Este ano outra novidade chega à cidade, o 1˚ Congresso Técnico de Sommerliers. Organizado pela Associação Brasileira de Cerveja Artesanal (Abracerva), o encontro é mais um evento a atrair profissionais brasileiros e estrangeiros para a região.

Para o presidente da Abracerva, Carlos Lapolli, com eventos como o Congresso e o Piri Bier, todos ganham. A cidade que passa a ser conhecida por novas pessoas e os visitantes, que têm a oportunidade de vivenciar a riqueza do Cerrado. “A gastronomia é o ponto forte da região. É um cenário perfeito para falar de cerveja artesanal, que busca sempre o consumo local e as raízes”, diz Lapolli. (Juliana Ribeiro é jornalista e sommelier de cervejas)

 

Cervejeiros investem em Pirenópolis 


Pirenópolis já tem uma fábrica local, a Santa Dica Cervejaria

Lucas Amaral de Faria é dono do bar de cervejas especiais Êiou, em Pirenópolis
Lucas Amaral de Faria: ele investiu em casa especializada (Foto: Divulgação)

Empresários e cervejeiros apaixonados por cerveja também encontraram um nicho em Pirenópolis e têm investido na cidade, que conta com diversos empórios e bares de cervejas especiais nacionais e importadas. Pirenópolis já tem uma fábrica local, a Santa Dica Cervejaria.

A cervejaria foi criada para ter uma identidade forte com a cidade, como conta o sócio Ernesto Matthias de Pina Walde. Da logomarca com desenhos das Cavalhadas aos ingredientes regionais, tudo foi cuidadosamente planejado. “Os turistas que chegam à cidade têm interesse em conhecer ‘a cerveja de Pirenópolis’. Isso incentiva pessoas que nunca tomaram cerveja artesanal queiram experimentar”, destaca.

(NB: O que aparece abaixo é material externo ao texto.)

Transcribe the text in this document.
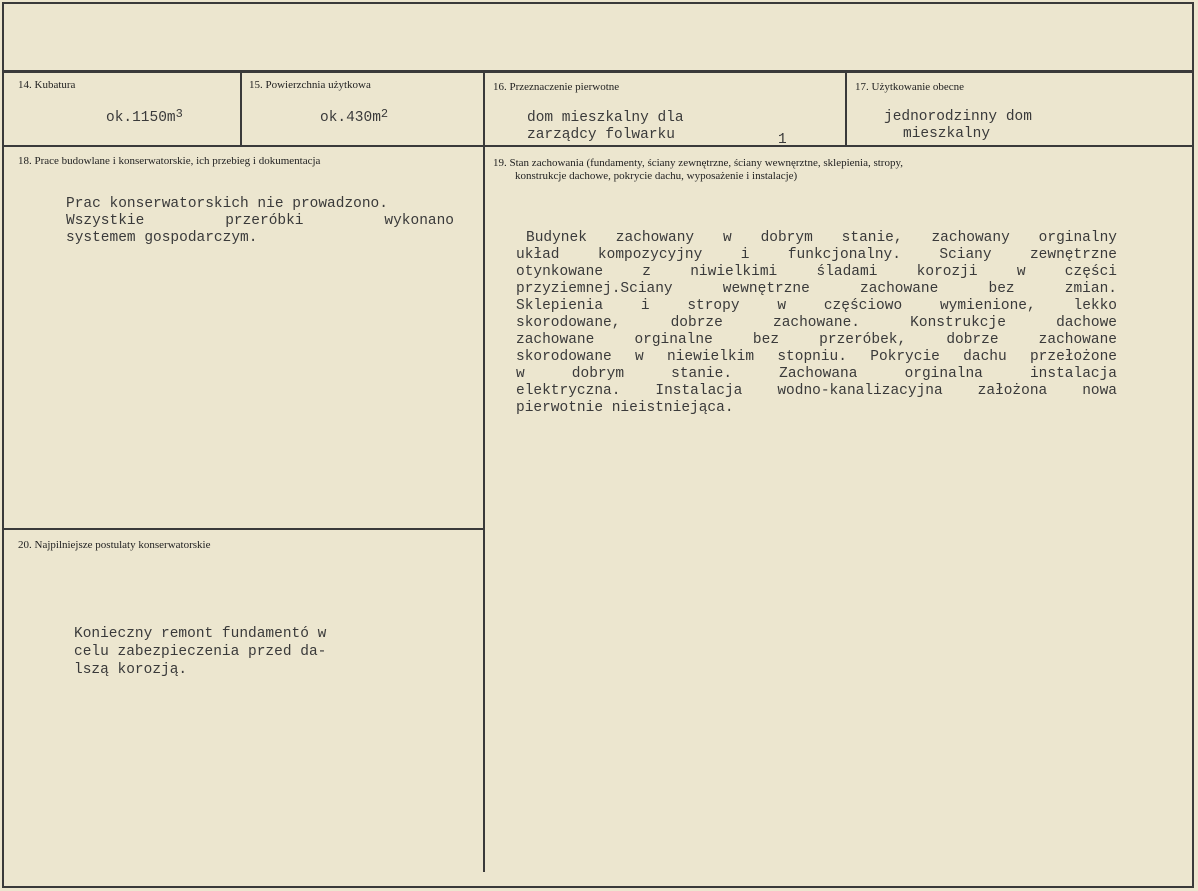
14. Kubatura
$ok.1150m^3$
15. Powierzchnia użytkowa
$ok.430m^2$
16. Przeznaczenie pierwotne
dom mieszkalny dla
zarządcy folwarku	1
17. Użytkowanie obecne
jednorodzinny dom
mieszkalny
18. Prace budowlane i konserwatorskie, ich przebieg i dokumentacja

Prac konserwatorskich nie prowadzono.

Wszystkie przeróbki wykonano

systemem gospodarczym.

19. Stan zachowania (fundamenty, ściany zewnętrzne, ściany wewnęrztne, sklepienia, stropy,
konstrukcje dachowe, pokrycie dachu, wyposażenie i instalacje)

Budynek zachowany w dobrym stanie, zachowany orginalny

układ kompozycyjny i funkcjonalny. Sciany zewnętrzne

otynkowane z niwielkimi śladami korozji w części

przyziemnej.Sciany wewnętrzne zachowane bez zmian.

Sklepienia i stropy w częściowo wymienione, lekko

skorodowane, dobrze zachowane. Konstrukcje dachowe

zachowane orginalne bez przeróbek, dobrze zachowane

skorodowane w niewielkim stopniu. Pokrycie dachu przełożone

w dobrym stanie. Zachowana orginalna instalacja

elektryczna. Instalacja wodno-kanalizacyjna założona nowa

pierwotnie nieistniejąca.

20. Najpilniejsze postulaty konserwatorskie
Konieczny remont fundamentó w
celu zabezpieczenia przed da-
lszą korozją.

Para Ernesto, Pirenópolis ainda tem uma produção pequena, mas pode ser chamada de capital da cerveja goiana por causa da importância política e estratégica, já que recebe grandes eventos do setor e possui o Núcleo de Estudos da Cerveja da UEG. “Aqui foram tomadas decisões importantes como a assinatura da Carta de Pirenópolis”, destaca.

Bar Êiou

Entre os bares de cervejas especiais, o Êiou é um dos mais especializados. Foi inaugurado em 2016 pelo mineiro Lucas Amaral de Faria, administrador e sommelier de cervejas. “Como na cidade ainda não tinha uma casa que trabalhasse especificamente com cervejas especiais, resolvemos unir o útil ao agradável”, explica.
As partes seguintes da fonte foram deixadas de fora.